THE PROBLEM
Since 2010, at least 25 people have been killed by the Atlanta Police Department.
SAY THEIR NAMES!
Roxanne Taylor.
Maurice Hampton.
Jimmy Allen.
Carulus Hines.
Thomas Truitt.
Christopher Calhoun.
Wayne North.
James Sweatman.
Ernest Barnett.
Lewis Williams.
Alexia Christian.
Darius Smith.
Deravis Caine Rogers.
Deaundre Phillips.
Mitchell Kitchen.
Dashaun Shepard.
Jeremiah Perdue.
D’Ettrick Griffin.
Jimmy Atchison.
Oscar Cain.
Edward Barnett III.
William Simpkins.
Rayshard Brooks.
Ronald Hale.
Reuben Hollis.
THE PLATFORM
- Shut down all APD precincts and hand the buildings over to the surrounding communities.
- Make all police abuse records public knowledge immediately. Many officers still active with the Atlanta Police Department have been investigated/reprimanded for their harassment, false imprisonment, and use of force on the people from our communities. Their track records remain hidden behind inadequate sorting systems and open records requests, whether from APD or the Atlanta Citizen Review Board, and ATLiens need to be able to identify killer cops for our safety. We demand access to all police disciplinary records for all closed investigations, delivered through a regularly updated platform.
- Fire all killer cops and cops with records of abuse immediately. The murderer of Deaundre Phillips, Officer Yasim Abdulahad, remains hidden behind his badge from any tangible justice, as he stands among many other murderous perpetrators of state violence still on the force. We demand the immediate firing of all killer cops and cops with records of abuse.
- Stop the construction and funding of all APD precincts immediately. The city has no businesses funding more policing as Atlanta faces a rent crisis; this funding should be used for schools, housing, and community health, NOT police. New precincts, such as the Edgewood mini-precinct and the new Zone 3 APD base being built off of Metropolitan Avenue, seek to make social problems invisible by controlling our movements: don’t protest, don’t loiter, don’t make public art or have public gatherings, don’t be publicly homeless. We demand that these construction projects be terminated and all existing precincts be denied further funding.
- Terminate the use of undercover officers and end the impunity of off-the-clock officers immediately. Police officers don’t abide by the boundaries of their time sheets, often exerting their state-granted authority and force on unsuspecting people, even when plain clothed. The people in Atlanta should not need to fear possible harassment, surveillance, and subsequent apprehension from those who we do not even realize are cops. We demand the termination of the use of undercover officers and no special protections for off-duty police officers.

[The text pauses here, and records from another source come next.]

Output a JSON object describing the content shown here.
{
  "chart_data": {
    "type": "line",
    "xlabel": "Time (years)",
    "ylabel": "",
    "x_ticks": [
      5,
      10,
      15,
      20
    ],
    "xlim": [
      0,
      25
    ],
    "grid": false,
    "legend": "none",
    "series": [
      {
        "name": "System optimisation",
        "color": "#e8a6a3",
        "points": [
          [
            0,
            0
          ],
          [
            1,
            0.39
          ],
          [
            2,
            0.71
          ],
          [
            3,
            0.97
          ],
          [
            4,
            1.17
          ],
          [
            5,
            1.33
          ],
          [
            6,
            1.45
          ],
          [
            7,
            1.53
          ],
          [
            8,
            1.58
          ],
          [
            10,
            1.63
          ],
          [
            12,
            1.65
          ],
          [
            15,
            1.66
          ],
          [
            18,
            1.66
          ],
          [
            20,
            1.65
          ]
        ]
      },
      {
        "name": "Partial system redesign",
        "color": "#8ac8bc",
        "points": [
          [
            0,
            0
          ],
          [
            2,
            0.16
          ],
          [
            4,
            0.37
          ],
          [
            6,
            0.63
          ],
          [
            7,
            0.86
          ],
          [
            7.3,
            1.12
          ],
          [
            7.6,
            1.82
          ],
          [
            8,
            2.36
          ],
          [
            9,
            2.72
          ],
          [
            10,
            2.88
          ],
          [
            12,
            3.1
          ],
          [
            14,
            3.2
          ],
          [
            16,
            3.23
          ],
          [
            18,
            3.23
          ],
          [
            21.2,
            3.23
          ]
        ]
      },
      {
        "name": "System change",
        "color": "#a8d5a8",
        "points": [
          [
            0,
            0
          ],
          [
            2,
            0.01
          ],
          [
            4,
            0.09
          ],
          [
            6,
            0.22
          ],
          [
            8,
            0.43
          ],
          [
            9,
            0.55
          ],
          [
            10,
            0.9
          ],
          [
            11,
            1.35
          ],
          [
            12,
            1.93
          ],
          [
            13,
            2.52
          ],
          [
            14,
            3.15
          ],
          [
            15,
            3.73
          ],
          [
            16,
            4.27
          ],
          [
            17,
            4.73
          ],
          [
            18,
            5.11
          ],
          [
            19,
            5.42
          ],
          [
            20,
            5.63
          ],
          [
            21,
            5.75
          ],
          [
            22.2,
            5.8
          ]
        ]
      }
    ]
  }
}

- Terminate APD’s Video Integration Center, the hub for over 10,000 publicly and privately owned cameras. Atlanta is the most surveilled city per capita in the United States. Surveillance, at its best, is an extremely expensive response to “crime” that drains public funding away from the severely underfunded economic and social problems that hurt our communities. Surveillance, at its worst, is weaponized to further imbalance the social power dynamics held by who monitors the video. When abused by officers, police cameras have been used to target and discriminate against black people or as a branch of intimate partner stalking and sexual violence. We demand the dismantling of the Video Integration Center, whose existence implies that our society should be denied privacy and autonomy from the state.
- Reparations for all victims of police violence and their families.
While no amount of material support can bring back our dead, the death of a loved one brings financial hardship for all, and unexpected death at the hands of the cops brings not only financial hardship, but emotional trauma. Since the City of Atlanta continues to choose to fund the police department, they are directly responsible for deaths at the hands of their cops. We demand reparations for all victims of police violence and the families of those killed at the hands of the police in the form of direct payments to victims or their families. - Clemency for all protesters who mobilized against police violence after the murder of George Floyd, Breonna Taylor, Rayshard Brooks, and other victims of this police state. Over the past several months, people again have been forced to fight back against policing, state violence, and systemic racism. The fight has been ugly. Faced with protesters carrying signs, water bottles, and the occasional rock, the state fights back with the full weight of its force: “less lethal” ammunition, tanks, automatic weapons, tear gas, and other chemical weapons. Protesters have been maimed, beaten, kidnapped, and thrown in jail. Some still linger in jail, stuck to face down the worst aspects of the very systems they are fighting against. The police are disturbing the peace. The police are violent. We are only trying to survive. We demand the City of Atlanta and metro Atlanta courts drop all charges related to protesting, rioting, looting, or disturbing the peace.